Scottish Highlands Travel Experience Highlights
There were many high points of the trip, but I’ve noted below my most favorite bits for you to consider as you plan your next trip to Scotland:
- Hydroplane ride from Glasgow to Loch Lomond: If the weather is on your side, this is the best way to grasp the beauty the Scottish West Coast landscape with its lochs, isles, castles, villages, and mountains. I was lucky enough to sit up front as the “co-captain” who wasn’t responsible for anything but taking in the views. A short 40 minutes later, we landed on Loch Lomond next to the historic Drovers Inn, which is a comfortable stop-off point with décor that’s a taxidermist’s dream including a grizzly bear, a two-headed lamb and other animals in action alongside an informal restaurant.
- Hiking / Walking Trails: Whether it’s the West Highland Way, which we took from the Drovers Inn to Crianlarich, or the South Loss Ness Trail, there are a number of connected, scenic, well-marked and well-maintained trails throughout Scotland – many of which you can embark on a self-guided walking or biking tour of your own (with the bonus of having your luggage transported for you each day).
- Biking the Caledonian Canal (along with the Great Glen Cycleway) to Loch Ness: This was a wonderful day-long ride that intermediate bikers will surely enjoy. The scenic trail, which runs 40 miles from Fort William to Fort Augustus, goes by villages with plenty of rolling hills and scenic overlooks along the way. However, if you are looking for more of a challenge, there are mountain biking trails that will get your adrenaline flowing too.
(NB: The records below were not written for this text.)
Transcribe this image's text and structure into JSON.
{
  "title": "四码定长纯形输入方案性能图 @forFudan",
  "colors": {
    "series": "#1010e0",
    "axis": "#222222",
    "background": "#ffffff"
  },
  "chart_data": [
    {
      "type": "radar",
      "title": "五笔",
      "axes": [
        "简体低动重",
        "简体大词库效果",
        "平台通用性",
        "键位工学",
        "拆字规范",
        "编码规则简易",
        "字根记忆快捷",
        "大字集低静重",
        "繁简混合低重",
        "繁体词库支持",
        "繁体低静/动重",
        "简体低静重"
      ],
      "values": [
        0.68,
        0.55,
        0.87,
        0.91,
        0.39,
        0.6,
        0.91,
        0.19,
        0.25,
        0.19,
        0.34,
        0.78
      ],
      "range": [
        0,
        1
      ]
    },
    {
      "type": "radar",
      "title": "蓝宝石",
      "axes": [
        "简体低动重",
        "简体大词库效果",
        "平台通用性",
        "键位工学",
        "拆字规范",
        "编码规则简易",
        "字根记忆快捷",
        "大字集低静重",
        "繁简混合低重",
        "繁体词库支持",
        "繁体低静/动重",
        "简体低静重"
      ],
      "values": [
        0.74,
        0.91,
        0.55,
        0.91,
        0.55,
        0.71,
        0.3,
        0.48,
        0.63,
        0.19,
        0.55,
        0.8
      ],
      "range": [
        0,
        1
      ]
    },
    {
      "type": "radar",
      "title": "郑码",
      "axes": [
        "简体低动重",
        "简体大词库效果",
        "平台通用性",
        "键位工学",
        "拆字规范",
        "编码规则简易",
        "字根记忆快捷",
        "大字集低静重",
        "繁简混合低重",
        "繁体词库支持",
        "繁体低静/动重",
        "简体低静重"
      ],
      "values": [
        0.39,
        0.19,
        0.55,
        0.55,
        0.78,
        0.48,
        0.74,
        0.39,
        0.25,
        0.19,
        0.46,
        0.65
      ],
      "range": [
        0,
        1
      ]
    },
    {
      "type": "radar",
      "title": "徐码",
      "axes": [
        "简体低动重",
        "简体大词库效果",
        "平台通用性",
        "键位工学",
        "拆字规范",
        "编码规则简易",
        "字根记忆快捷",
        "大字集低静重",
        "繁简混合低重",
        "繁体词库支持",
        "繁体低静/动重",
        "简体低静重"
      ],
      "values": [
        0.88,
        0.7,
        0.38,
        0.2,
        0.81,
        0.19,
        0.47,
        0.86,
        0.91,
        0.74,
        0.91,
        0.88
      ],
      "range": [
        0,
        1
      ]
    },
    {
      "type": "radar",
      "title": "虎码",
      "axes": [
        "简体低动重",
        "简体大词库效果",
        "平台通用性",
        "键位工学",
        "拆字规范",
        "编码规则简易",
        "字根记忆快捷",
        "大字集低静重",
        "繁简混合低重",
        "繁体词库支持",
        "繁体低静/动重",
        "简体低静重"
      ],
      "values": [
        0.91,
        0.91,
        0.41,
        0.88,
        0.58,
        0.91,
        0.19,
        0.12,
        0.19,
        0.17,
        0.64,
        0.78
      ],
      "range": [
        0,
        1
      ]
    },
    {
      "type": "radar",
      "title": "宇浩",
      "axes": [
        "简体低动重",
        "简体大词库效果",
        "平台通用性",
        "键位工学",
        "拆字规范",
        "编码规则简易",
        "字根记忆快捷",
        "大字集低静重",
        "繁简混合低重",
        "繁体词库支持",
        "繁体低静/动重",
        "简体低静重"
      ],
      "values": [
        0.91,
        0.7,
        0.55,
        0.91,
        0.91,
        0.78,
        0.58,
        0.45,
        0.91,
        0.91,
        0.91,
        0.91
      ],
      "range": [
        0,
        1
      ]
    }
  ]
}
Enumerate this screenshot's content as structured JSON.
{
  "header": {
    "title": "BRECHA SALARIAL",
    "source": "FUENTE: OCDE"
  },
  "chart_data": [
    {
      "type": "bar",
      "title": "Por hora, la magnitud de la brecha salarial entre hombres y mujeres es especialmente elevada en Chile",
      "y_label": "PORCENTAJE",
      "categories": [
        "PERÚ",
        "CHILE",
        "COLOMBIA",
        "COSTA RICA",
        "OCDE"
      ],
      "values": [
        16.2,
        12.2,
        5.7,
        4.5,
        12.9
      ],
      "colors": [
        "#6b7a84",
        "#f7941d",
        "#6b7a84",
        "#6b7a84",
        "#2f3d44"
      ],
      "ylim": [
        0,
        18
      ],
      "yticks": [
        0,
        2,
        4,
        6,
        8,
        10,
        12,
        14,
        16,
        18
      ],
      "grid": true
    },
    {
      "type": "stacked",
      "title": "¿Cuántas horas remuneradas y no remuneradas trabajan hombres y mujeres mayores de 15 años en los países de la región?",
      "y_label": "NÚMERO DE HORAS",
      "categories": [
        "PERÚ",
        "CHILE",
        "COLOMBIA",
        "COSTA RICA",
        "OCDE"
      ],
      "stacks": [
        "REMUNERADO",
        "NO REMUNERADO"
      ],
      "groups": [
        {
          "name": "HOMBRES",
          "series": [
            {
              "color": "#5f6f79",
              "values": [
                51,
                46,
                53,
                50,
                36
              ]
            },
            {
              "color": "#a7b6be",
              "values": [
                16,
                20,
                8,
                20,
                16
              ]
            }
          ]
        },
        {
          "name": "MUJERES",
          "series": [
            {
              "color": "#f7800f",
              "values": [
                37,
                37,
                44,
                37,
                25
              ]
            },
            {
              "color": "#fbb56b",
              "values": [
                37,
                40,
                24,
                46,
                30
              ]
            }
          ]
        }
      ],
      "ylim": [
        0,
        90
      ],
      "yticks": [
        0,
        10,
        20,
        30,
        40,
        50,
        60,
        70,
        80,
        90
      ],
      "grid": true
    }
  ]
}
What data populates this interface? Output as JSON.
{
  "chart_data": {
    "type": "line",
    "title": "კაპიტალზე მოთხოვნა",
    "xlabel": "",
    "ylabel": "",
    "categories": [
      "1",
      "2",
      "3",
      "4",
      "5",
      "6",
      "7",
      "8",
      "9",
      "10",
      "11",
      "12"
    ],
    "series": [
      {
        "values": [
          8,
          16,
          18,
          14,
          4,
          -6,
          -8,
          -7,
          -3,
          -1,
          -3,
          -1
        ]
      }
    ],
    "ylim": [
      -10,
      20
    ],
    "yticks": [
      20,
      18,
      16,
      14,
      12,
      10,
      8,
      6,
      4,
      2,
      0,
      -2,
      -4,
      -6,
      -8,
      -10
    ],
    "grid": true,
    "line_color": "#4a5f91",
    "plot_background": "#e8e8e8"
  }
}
- Green Accommodations: Scotland has a variety of high-quality, eco-certified accommodation options including Glenuig Inn at the Sound of Arisaig on the west coast. This Green Tourism Business Scheme Gold Certified inn (which will be featured in another blog post) offers guided sea kayaking and hiking trips as well as vegetarian / vegan / non-dairy / nut-free dining options for breakfast, lunch, and dinner. However, it was the attention to energy-efficient upgrades and the use of renewable resources toward the aim of doing better for the environment as well as for the bottom line that was intriguing – even to Prince Albert of Monaco who had visited Glenuig Inn just 10 days earlier specifically to find out more about the inn’s sustainable operations.
With its excellent train systems, walking and biking trails, wildlife, natural wonders, comfortable accommodations, locally-sourced dining options and of course historic sites, we are very excited at the prospect of offering new trips to Scotland.